Gate sdk.start() to avoid starting before your UI is mounted and macOS privacy permissions have been requested. Starting too early can cause permission prompts to appear before the user has context.
5

Wire API keys

Once the runtime is started, set your API keys. OpenClicky persists these through the same code paths as the native app:
sdk.setAnthropicAPIKey("sk-ant-...")
sdk.setCodexAgentAPIKey("...")     // OpenAI-compatible key for Codex/agent mode
sdk.setElevenLabsAPIKey("...")     // For ElevenLabs TTS voice
sdk.setCartesiaAPIKey("...")       // For Cartesia TTS voice
These setters update existing OpenClicky code paths and persist the keys the same way the native app does.

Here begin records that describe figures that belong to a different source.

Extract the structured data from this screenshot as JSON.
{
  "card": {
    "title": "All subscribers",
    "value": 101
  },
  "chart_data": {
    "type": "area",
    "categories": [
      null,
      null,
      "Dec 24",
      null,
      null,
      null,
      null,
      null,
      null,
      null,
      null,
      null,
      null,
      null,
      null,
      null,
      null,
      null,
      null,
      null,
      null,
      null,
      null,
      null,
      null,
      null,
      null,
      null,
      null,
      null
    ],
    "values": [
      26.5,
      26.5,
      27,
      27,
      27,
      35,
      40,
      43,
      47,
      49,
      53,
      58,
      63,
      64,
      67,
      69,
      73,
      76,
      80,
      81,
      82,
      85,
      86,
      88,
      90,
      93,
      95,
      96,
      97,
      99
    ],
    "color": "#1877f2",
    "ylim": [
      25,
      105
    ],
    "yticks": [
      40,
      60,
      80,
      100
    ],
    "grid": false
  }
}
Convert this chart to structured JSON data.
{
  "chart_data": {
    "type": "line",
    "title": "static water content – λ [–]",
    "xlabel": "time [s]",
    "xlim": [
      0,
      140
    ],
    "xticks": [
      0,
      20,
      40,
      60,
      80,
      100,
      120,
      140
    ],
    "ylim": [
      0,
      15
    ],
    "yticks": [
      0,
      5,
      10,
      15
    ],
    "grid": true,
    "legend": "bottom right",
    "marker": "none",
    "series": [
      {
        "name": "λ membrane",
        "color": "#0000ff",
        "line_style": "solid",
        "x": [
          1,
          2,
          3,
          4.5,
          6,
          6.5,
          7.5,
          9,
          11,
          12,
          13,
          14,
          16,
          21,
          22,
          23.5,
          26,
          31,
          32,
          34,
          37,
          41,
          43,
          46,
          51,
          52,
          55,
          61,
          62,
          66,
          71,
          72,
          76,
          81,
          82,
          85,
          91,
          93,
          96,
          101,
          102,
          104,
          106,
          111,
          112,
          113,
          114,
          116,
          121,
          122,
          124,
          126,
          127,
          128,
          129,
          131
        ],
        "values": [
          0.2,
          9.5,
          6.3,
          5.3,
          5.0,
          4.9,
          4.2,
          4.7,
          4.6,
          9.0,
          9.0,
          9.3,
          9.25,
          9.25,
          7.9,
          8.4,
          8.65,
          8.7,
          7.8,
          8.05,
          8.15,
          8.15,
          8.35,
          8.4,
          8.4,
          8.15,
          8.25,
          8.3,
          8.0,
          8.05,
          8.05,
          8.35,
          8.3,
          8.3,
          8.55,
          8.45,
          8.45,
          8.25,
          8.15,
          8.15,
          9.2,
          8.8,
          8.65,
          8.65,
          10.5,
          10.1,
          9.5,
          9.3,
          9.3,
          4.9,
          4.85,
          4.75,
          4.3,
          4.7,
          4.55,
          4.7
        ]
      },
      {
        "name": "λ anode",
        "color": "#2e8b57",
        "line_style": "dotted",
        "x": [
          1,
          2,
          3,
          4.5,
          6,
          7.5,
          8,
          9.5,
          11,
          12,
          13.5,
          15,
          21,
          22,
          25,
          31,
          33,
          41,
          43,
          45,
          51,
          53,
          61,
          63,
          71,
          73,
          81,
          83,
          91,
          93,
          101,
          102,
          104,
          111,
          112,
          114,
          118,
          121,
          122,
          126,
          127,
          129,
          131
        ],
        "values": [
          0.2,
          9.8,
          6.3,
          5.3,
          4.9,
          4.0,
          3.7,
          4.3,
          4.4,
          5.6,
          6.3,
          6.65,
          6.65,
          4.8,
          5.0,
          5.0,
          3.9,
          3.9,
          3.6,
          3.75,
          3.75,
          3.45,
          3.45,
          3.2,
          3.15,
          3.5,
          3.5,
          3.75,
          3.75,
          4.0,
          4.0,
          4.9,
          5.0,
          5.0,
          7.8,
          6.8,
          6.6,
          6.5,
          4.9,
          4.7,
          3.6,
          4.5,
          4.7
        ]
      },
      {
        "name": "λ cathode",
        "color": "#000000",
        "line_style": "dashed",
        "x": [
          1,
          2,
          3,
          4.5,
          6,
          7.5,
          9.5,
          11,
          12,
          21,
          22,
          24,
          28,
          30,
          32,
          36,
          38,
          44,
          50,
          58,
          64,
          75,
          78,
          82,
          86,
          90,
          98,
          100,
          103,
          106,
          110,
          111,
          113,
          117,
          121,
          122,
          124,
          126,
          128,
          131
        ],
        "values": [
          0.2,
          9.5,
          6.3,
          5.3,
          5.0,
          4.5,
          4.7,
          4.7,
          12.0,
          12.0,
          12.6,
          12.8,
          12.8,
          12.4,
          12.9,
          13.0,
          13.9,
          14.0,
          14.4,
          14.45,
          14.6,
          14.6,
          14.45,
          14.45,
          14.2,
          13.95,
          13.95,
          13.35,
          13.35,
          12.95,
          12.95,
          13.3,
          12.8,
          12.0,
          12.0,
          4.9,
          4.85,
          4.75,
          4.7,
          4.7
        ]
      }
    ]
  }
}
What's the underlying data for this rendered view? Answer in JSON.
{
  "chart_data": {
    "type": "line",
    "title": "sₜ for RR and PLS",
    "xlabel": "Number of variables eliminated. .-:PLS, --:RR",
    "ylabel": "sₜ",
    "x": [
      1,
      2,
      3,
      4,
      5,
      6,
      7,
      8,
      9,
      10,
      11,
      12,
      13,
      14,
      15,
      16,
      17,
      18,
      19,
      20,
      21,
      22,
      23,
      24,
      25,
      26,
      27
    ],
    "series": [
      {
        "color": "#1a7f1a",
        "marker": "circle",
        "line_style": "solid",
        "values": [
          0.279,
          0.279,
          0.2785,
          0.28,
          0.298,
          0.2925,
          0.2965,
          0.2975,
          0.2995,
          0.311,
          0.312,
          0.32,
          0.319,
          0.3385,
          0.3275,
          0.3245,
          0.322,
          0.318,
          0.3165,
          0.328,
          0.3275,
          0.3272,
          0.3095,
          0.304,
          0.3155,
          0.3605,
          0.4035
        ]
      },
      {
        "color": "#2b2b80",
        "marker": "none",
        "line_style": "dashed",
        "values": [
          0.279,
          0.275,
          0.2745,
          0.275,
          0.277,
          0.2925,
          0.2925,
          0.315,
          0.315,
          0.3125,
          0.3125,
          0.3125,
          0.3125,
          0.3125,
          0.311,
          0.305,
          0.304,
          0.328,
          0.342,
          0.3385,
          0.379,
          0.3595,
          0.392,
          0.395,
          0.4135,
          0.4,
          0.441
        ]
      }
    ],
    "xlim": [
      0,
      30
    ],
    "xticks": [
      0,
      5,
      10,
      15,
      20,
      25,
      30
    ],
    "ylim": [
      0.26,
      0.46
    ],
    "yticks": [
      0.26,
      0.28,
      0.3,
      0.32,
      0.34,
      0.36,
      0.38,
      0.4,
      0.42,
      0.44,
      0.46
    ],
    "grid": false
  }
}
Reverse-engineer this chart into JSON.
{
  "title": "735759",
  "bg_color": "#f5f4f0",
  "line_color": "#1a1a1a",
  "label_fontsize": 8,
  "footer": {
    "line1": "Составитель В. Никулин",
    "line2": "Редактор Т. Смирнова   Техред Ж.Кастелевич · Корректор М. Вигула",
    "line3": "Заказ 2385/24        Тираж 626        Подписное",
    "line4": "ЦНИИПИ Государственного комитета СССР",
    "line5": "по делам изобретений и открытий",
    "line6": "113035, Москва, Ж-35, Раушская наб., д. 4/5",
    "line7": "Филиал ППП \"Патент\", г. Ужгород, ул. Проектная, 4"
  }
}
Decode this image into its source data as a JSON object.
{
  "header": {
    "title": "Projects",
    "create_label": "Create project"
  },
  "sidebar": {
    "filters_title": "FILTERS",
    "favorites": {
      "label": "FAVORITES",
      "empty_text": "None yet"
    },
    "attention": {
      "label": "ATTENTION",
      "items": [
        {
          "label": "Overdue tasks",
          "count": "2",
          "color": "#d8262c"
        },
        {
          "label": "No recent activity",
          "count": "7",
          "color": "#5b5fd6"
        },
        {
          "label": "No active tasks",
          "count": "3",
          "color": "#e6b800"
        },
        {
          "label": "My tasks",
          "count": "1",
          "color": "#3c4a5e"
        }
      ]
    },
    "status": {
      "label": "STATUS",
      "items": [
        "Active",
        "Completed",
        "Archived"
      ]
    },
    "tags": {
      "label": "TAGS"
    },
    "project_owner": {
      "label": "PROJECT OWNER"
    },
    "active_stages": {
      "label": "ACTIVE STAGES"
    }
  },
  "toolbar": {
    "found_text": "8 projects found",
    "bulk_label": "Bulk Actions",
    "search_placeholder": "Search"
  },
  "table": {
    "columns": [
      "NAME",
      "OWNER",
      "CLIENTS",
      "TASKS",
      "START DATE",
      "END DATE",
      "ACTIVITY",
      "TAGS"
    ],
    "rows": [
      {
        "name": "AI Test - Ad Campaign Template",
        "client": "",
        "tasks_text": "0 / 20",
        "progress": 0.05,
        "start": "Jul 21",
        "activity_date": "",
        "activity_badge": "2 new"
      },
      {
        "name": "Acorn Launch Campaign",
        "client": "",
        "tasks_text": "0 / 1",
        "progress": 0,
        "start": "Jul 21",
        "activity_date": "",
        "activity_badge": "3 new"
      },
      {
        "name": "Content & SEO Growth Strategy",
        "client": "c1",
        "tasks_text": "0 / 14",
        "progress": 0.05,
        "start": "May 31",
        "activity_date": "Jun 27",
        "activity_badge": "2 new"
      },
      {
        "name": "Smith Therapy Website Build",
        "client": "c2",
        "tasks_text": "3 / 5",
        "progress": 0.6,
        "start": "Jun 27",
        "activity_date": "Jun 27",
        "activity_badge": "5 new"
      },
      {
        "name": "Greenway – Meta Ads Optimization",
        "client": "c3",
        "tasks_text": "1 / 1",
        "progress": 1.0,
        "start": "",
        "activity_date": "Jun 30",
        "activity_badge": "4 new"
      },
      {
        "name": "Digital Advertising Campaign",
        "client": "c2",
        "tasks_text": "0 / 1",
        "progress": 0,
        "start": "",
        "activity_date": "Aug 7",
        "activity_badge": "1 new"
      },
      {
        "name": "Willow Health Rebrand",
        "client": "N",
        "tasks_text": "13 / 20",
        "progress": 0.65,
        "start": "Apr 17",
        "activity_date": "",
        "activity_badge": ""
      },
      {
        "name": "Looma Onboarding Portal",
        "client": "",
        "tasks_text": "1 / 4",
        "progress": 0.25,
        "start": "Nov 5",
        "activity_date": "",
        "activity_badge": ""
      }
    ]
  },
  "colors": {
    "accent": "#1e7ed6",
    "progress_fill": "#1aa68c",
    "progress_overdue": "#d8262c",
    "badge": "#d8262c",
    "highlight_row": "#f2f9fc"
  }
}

You do not need to restart the session after setting keys.Sending prompts programmatically:
// Standard text prompt through the voice-response path
sdk.submitTextPrompt("Summarize this page")

// Route directly into Agent Mode
sdk.submitAgentPrompt("Create a bug report from these logs")

// Trigger voice capture (for custom PTT buttons)
sdk.startVoiceCapture()  // begin follow-up dictation
sdk.stopVoiceCapture()   // end follow-up dictation early
Checking runtime state:
// isStarted is @Published — observe it in SwiftUI or Combine
if sdk.isStarted {
    print("OpenClicky runtime is running")
}
Logging:OpenClicky writes structured request logs to:
~/Library/Application Support/OpenClicky/Logs/messages-*.jsonl
Filter on openclicky.request.completed to validate completions and cancellations during development.

Known Limitations

  • This is a source-level SDK path, not yet a dedicated SPM product.
  • Your host app may receive permission re-prompts when features like microphone or screen capture are first used.
  • In embedded mode, global push-to-talk, overlay auto-show, and onboarding tied to menu-bar state are all disabled by design.
  • The CodexRuntime and ClaudeAgentSDKBridge resources are required for Agent Mode and local Claude auth respectively. Text-only voice responses work without them if an Anthropic API key is configured.